The rooms inside the traditional teak structures are painted in beautiful colours, and the whole ensemble is surrounded by lush tropical gardens.
The Bangkok Folk Museum is located on Soi Charon Krung 43, and is easiest to get to by boat, stopping off at Si Phraya Pier or by Skytrain at Taksin Bridge station. It’s open from 10:00- 16:00 Wednesdays through Sundays.
There’s no admission fee but donations are welcome.
Right in the beating heart of Sukhumvit is the Kamthieng House Museum, but this Bangkok museum is a far cry from the throbbing concrete jungle just outside its doors.
Run by the Siam Society and sponsored by the Thai royal family, Kamthieng is a remarkable little preserved traditional village designed to show how rural Lanna communities lived 700 years ago in the Chiang Mai area. The timber houses that are home to the museum’s artefacts are themselves relics of a bygone era.

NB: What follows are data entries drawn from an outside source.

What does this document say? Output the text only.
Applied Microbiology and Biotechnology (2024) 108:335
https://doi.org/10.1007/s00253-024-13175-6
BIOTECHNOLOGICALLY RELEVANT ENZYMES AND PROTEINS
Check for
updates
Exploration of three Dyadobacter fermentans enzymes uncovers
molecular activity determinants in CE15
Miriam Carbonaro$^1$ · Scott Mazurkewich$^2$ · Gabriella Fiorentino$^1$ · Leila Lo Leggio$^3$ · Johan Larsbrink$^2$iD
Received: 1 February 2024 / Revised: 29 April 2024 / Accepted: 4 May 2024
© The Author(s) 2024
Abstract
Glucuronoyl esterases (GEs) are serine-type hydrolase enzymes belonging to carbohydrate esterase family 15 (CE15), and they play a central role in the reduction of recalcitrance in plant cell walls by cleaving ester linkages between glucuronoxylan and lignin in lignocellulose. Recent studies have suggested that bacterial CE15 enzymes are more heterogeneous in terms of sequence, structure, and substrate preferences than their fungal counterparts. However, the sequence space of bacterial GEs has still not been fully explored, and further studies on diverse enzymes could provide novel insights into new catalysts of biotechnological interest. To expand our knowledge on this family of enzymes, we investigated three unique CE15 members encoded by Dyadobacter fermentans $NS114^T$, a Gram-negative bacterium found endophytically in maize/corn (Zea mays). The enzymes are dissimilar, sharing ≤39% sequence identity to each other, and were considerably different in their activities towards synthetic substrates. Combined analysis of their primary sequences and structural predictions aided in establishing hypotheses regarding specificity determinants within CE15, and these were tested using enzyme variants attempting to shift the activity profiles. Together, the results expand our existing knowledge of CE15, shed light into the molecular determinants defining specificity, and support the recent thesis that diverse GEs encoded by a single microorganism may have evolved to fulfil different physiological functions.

They were originally built in Chiang Mai in 1848, but were relocated to Bangkok at a later date to better preserve them and their contents.
There are displays of indigenous crafts such as weaving and woodcarving, as well as ritual curios that give insight to the Lanna peoples’ spiritual beliefs. There is also an emphasis on agricultural methods with traditional tools on display as well as cooking apparatus.
There’s also a more hi-tech exhibit of a 3D animation short-film that takes viewers on a journey through Lanna culture, including demonstrating traditional ceremonies and rituals, house building, and construction of weirs and irrigation systems.
If you’d like to visit Kamthieng House Museum it’s open Tuesday to Saturday from 09:00 – 17:00. It’s situated not far from Terminal 21 shopping mall on Sukhumvit Soi 21, a five minute walk from Sukhumvit MRT and Asoke BTS stations.
Old and new worlds blend harmoniously at the Museum of Siam. A stunning neoclassical mansion plays host to a marvelously modern museum with fun and innovative interactive exhibits to capture the imagination, which take you on a voyage through time to explore the origins of the Thai people and their culture.
This ‘hands on’ museum is very family friendly, with enough videos and games to keep the kids entertained and educated, as well as the adults.
The essence of the Museum of Siam is to attempt to answer the question ‘What does it mean to be Thai?’
The museum’s different rooms cover various different aspects of Thai history, from Buddhism and the foundations of the ancient kingdom of Ayutthaya, to contemporary Thailand and the lifestyle Thais are living today. Exhibits are geared up for foreigners, with comprehensive English subtitles or voiceovers.
The museum is open 10:00 to 18:00 Tuesday to Sunday and is situated between Maharat Road, Sanamchai Road and Soi Setthakan, just south of Wat Pho and only a couple of hundred metres walk from Tha Tien express boat pier.
In the 1950s Thai royalty Prince and Princess Chumbhot made this attractive collection of traditional Thai buildings their private Bangkok residence, which was soon after converted to a museum by the couple.
The lush landscaped gardens provide a pretty place to cool down away from the hustle and bustle of Bangkok’s busy streets.
Four houses which date back to the 1800s form this attractive mini palace, and are connected by stylish walkways. One of the four is a fully restored Lacquer Pavilion decorated with gorgeous gold and black lacquer murals portraying Bhuddist and Indian stories and legends.
Within each building is displayed the prince and princess’s own collection of tasteful works of art, royal family heirlooms, furniture and other decorative items. There is also an impressive antique royal barge on show, and the Chumbot-Pantip Centre of Arts which houses an assortment of prehistoric artefacts and pottery, shares the same site.
Phaya Thai is the nearest BTS station, and a ten minute stroll along along Sri Ayudhaya Road will bring you to the museum. Suan Pakkad Palace is open daily from 09:00 – 16:00.
Which are your favourite Bangkok museums?